迷われたら、接種前に診察室でお声がけください。お子さんの年齢、体調、持病、ご家庭の状況を確認しながら一緒に考えます。

 

参考文献

 

※1 PMDA「フルミスト点鼻液 電子添文」(2026年8月改訂)

※2 Chan W, Zhou H, Kemble G, Jin H. The cold adapted and temperature sensitive influenza A/Ann Arbor/6/60 virus, the master donor virus for live attenuated influenza vaccines, has multiple defects in replication at the restrictive temperature. Virology. 2008;380(2):304-311. PMID: 18768193.
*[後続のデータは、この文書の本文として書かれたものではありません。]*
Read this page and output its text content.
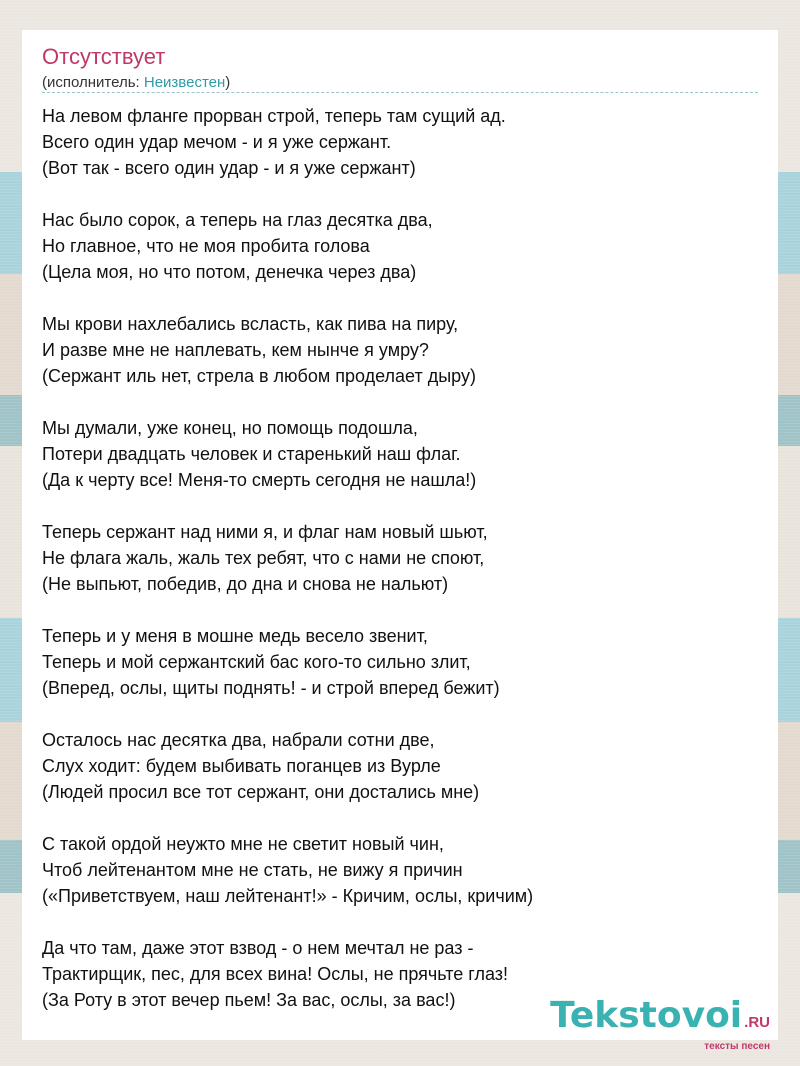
Отсутствует
(исполнитель: Неизвестен)
На левом фланге прорван строй, теперь там сущий ад.
Всего один удар мечом - и я уже сержант.
(Вот так - всего один удар - и я уже сержант)
Нас было сорок, а теперь на глаз десятка два,
Но главное, что не моя пробита голова
(Цела моя, но что потом, денечка через два)
Мы крови нахлебались всласть, как пива на пиру,
И разве мне не наплевать, кем нынче я умру?
(Сержант иль нет, стрела в любом проделает дыру)
Мы думали, уже конец, но помощь подошла,
Потери двадцать человек и старенький наш флаг.
(Да к черту все! Меня-то смерть сегодня не нашла!)
Теперь сержант над ними я, и флаг нам новый шьют,
Не флага жаль, жаль тех ребят, что с нами не споют,
(Не выпьют, победив, до дна и снова не нальют)
Теперь и у меня в мошне медь весело звенит,
Теперь и мой сержантский бас кого-то сильно злит,
(Вперед, ослы, щиты поднять! - и строй вперед бежит)
Осталось нас десятка два, набрали сотни две,
Слух ходит: будем выбивать поганцев из Вурле
(Людей просил все тот сержант, они достались мне)
С такой ордой неужто мне не светит новый чин,
Чтоб лейтенантом мне не стать, не вижу я причин
(«Приветствуем, наш лейтенант!» - Кричим, ослы, кричим)
Да что там, даже этот взвод - о нем мечтал не раз -
Трактирщик, пес, для всех вина! Ослы, не прячьте глаз!
(За Роту в этот вечер пьем! За вас, ослы, за вас!)	Tekstovoi .RU
тексты песен
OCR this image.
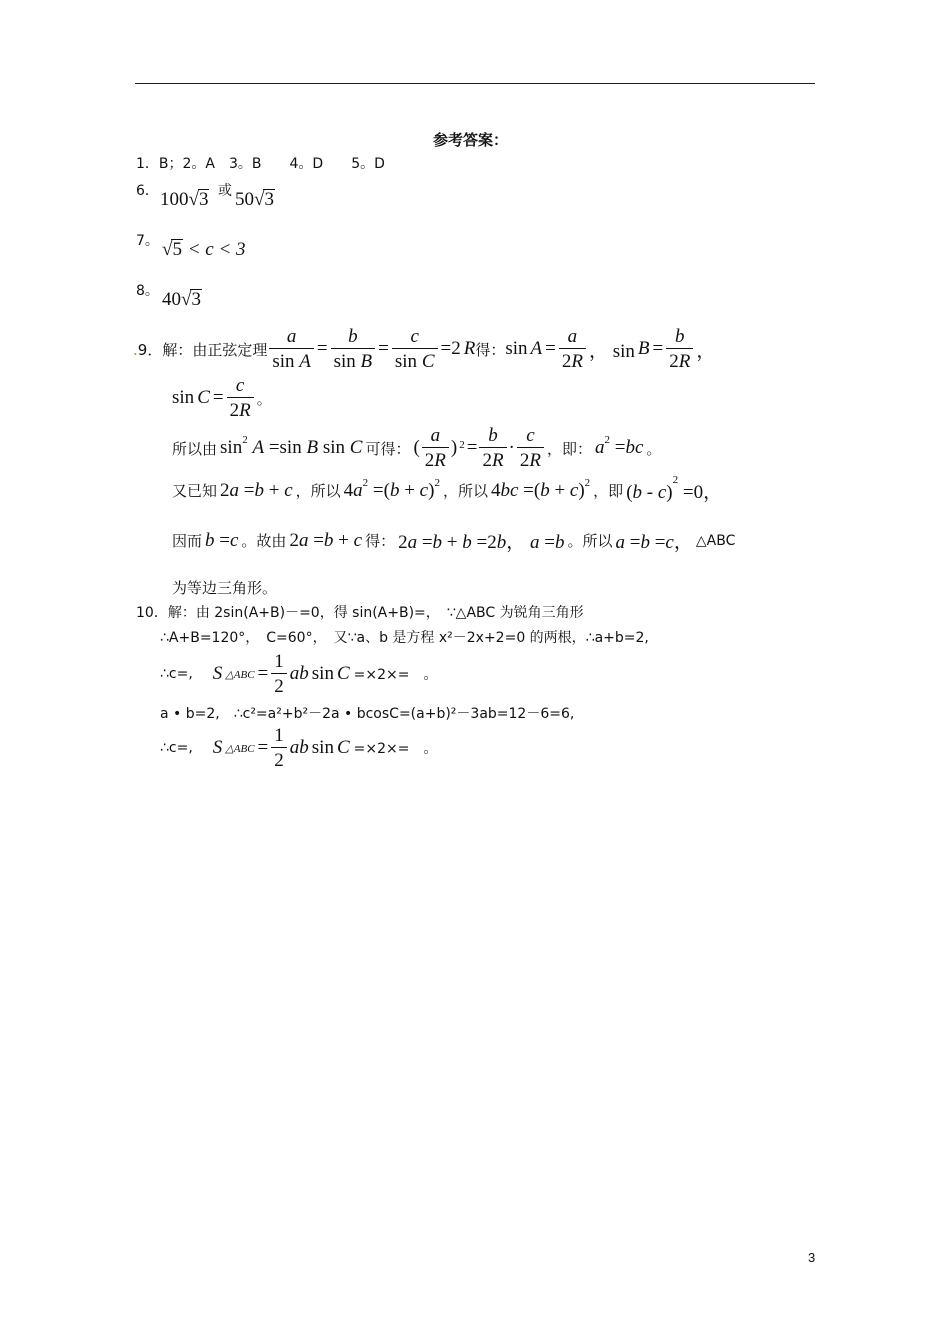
参考答案：
1．B；2。A　3。B　　4。D　　5。D
6． 100√3 或 50√3
7。 √5 < c < 3
8。 40√3
.9．解：由正弦定理 $\frac{a}{\text{sin A}} = \frac{b}{\text{sin B}} = \frac{c}{\text{sin C}} =2$ R 得： $\sin A = \frac{a}{2R}$ ， $\sin B = \frac{b}{2R}$ ，
$\sin C = \frac{c}{2R}$ 。
所以由 $\sin^2 A =\sin$ B sin C 可得： ( $\frac{a}{2R} )^2 = \frac{b}{2R} \cdot \frac{c}{2R}$ ，即： $a^2 =bc$ 。
又已知 2a =b + c ，所以 $4a^2 =(b + c)^2$ ，所以 $4bc =(b + c)^2$ ，即 (b - c)$^2$ =0，
因而 b =c 。故由 2a =b + c 得： 2a =b + b =2b， a =b 。所以 a =b =c， △ABC
为等边三角形。
10．解：由 2sin(A+B)－=0，得 sin(A+B)=，　∵△ABC 为锐角三角形
∴A+B=120°，　C=60°，　又∵a、b 是方程 x²－2x+2=0 的两根，∴a+b=2,
∴c=, S △ABC = $\frac{1}{2}$ ab sin C =×2×=　。
a • b=2,　∴c²=a²+b²－2a • bcosC=(a+b)²－3ab=12－6=6,
∴c=, S △ABC = $\frac{1}{2}$ ab sin C =×2×=　。
3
※3 日本小児科学会予防接種・感染症対策委員会「経鼻弱毒生インフルエンザワクチンの使用に関する考え方~医療機関の皆様へ~」 9月 2, 2024

※4 Vesikari T, Karvonen A, Korhonen T, et al. A randomized, double-blind study of the safety, transmissibility and phenotypic and genotypic stability of cold-adapted influenza virus vaccine. Pediatr Infect Dis J. 2006;25(7):590-595. PMID: 16804427.

※5 Ambrose CS, Yi T, Walker RE, Connor EM. Duration of protection provided by live attenuated influenza vaccine in children. Pediatr Infect Dis J. 2008;27(8):744-748. PMID: 18600188.

※6 PMDA「フルミスト点鼻液 審査報告書」 2月 9, 2023

※7 Block SL, Yogev R, Hayden FG, Ambrose CS, Zeng W, Walker RE. Shedding and immunogenicity of live attenuated influenza vaccine virus in subjects 5-49 years of age. Vaccine. 2008;26(38):4940-4946. PMID: 18662737.